■二刀流でいこう! 【野球×料理】 山形学院(山形)今田大翔さん 料理には、野球と通じるものがある。山形学院(山形市)の…

■二刀流でいこう! 【野球×料理】 山形学院(山形)今田大翔さん

 料理には、野球と通じるものがある。山形学院(山形市)の調理科で学ぶ今田大翔(こんたやまと)さん(3年)は、そう思う。野球部では主将。得意な一品はオムライスだ。仲間のために、何度もつくった。

 昨冬、寮で暮らす部員から「ランチをつくって」と頼まれた。自分は毎日、自宅で母の手料理を味わっている。「家庭の味が恋しいのだろう」と思いやり、ひと手間をかけてこしらえた。

 前日の夜にケチャップライスを準備。隠し味に、オレガノを加えた。ほろ苦い香りのハーブで、トマトの風味を引き立たせた。

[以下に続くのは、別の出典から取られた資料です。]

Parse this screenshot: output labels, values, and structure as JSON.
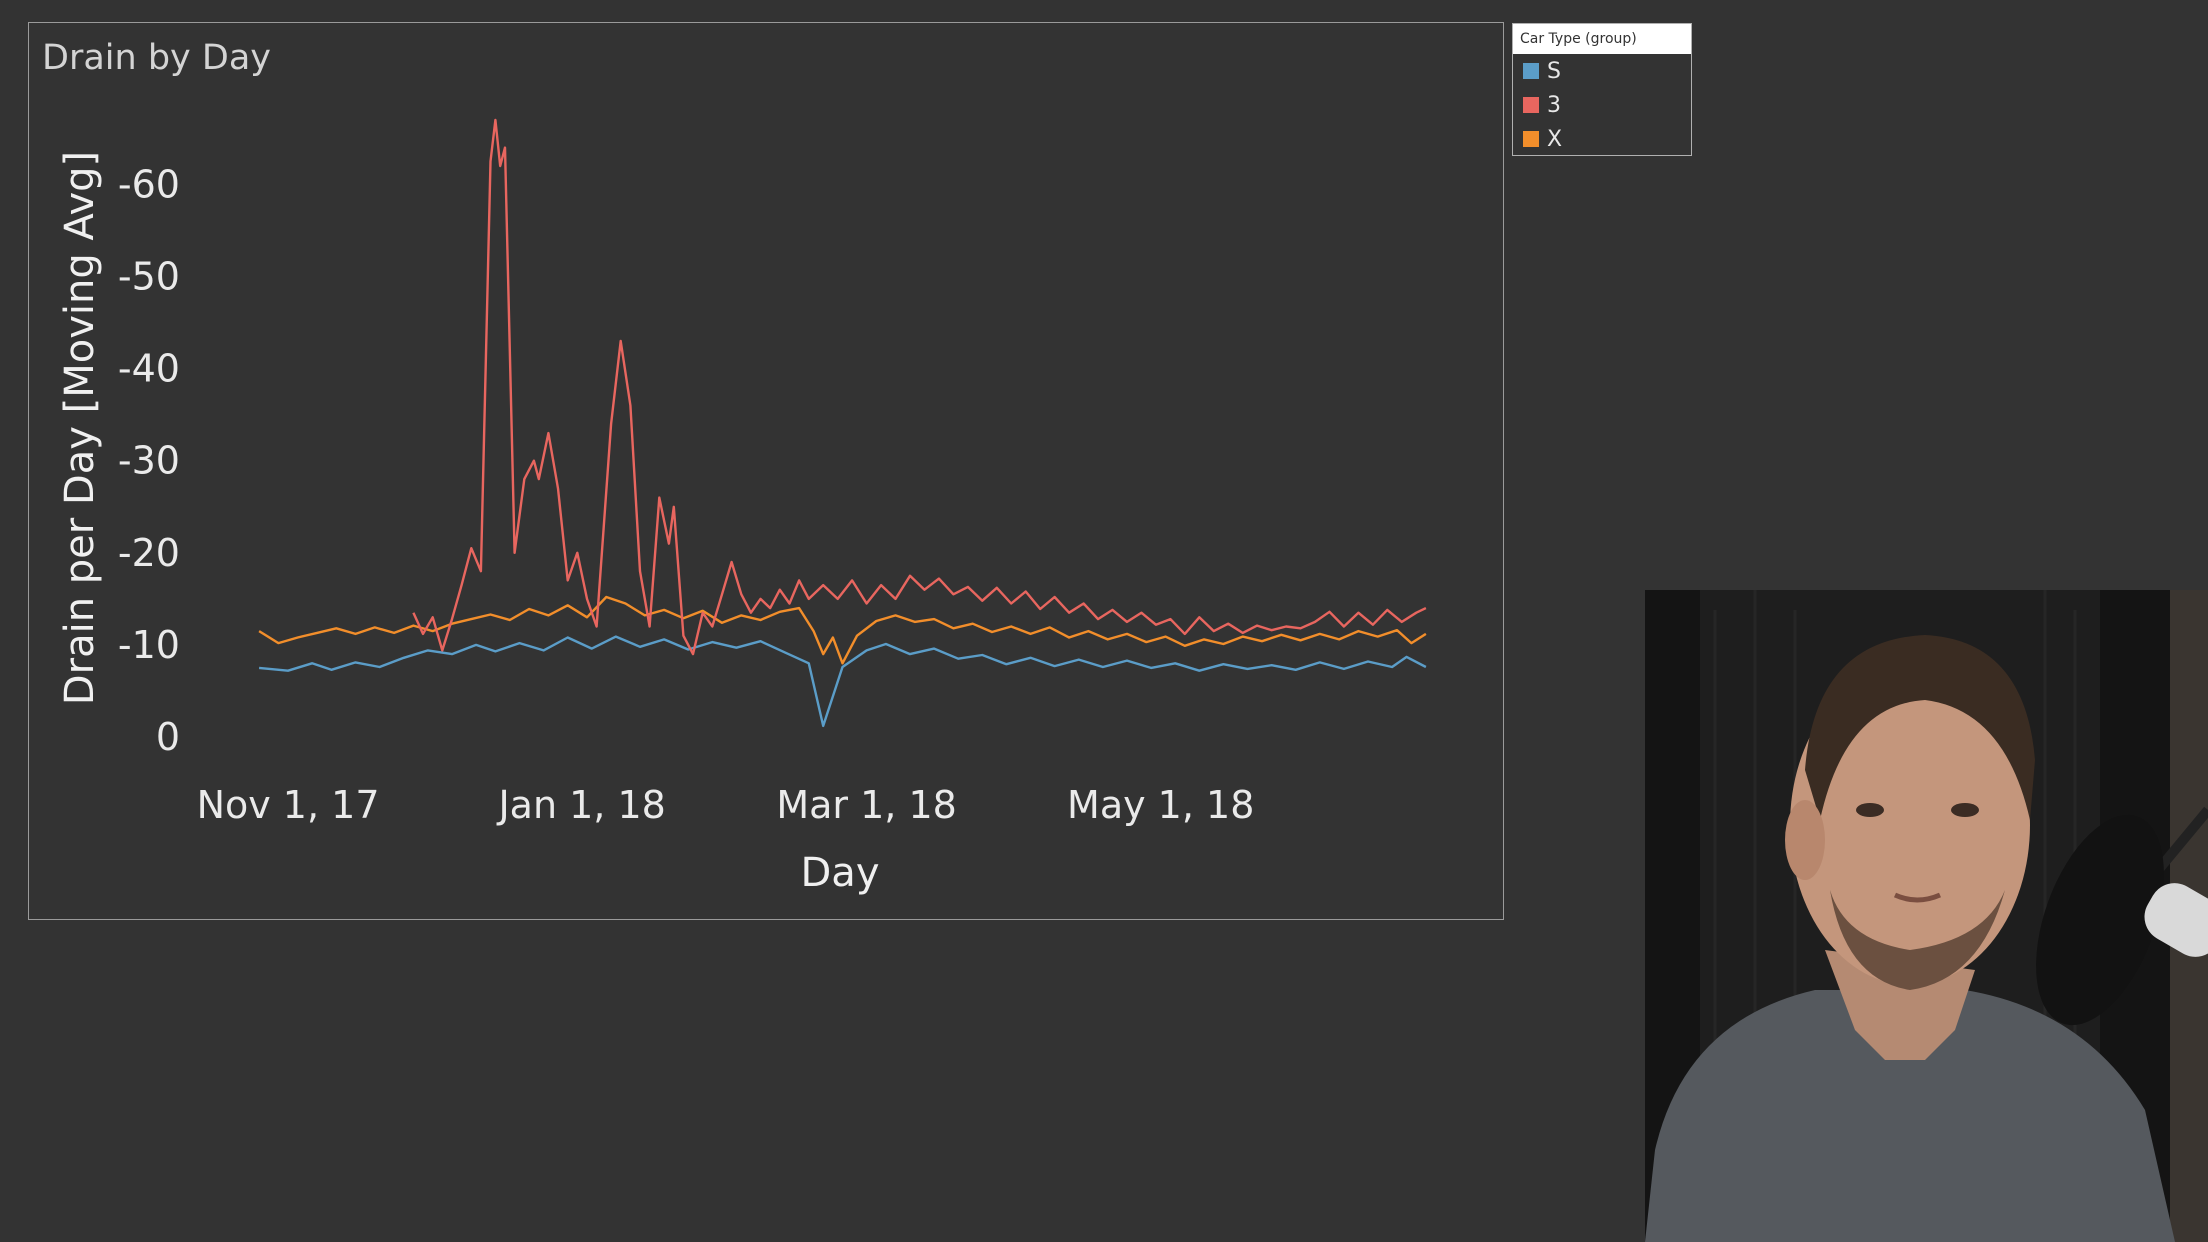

 オムレツは、当日の朝に焼いた。「前日から冷蔵庫で冷やすと、卵のトロトロ感がなくなるんです。その日に焼くことで、フワフワした食感のオムライスになる。できたてに近い味を食べさせたいと思って」

 仲間は「寮では食べたことのないうまさ」と、笑顔になった。自分もうれしくなった。その後もオムライスを注文されるたびに、腕を振るった。

 初めて台所に立ったのは、保育園のころ。母の手伝いがきっかけで、5歳で卵焼きをつくれるようになった。野球を始めた小学生のときは、両親の帰りが遅い日の晩ごはんも用意した。今は中華料理が得意で、マーボー豆腐はお手のもの。でも、一番好きなメニューは母のカレーライスだ。

 「料理は、相手も自分も幸せにできる」と考え、高校は調理師免許が取得できる調理科に進んだ。

 「料理も野球も、ひとつひとつの過程が大切。たとえば、白髪ネギは盛りつける前に水に5分つけると、辛みがなくなる。ちょっとした下処理を惜しまないことで、雑味が出るのを防げます」

 チームでは3番打者で、いい味を出している。鋭い打球を外野へ打ち抜くため、身につけたのは「ノーステップ打法」。右打者なら、タイミングを取るために左足を上げる選手が多い。だが、上げずに打つ技術を磨き、体の軸を安定させることに成功した。

 勝負強さを発揮したのは、昨夏の山形大会3回戦。一回の満塁の好機に左前へ2点適時打、四回にも満塁の場面で右前へ2点適時打を放った。チーム最多の4打点を挙げ、11―1のコールド勝ちを収めた。

 「ヒットを打ったことより、打点でチームの勝利に貢献できたのがうれしかった。だれかのために力を尽くせば、仲間と自分とで喜びが2倍になる。料理も似ています」

 人前に立つのは得意ではないけれど、「みんなのためなら」と、チームのまとめ役に徹する。グラブは毎日磨く。包丁は丁寧に研ぐ。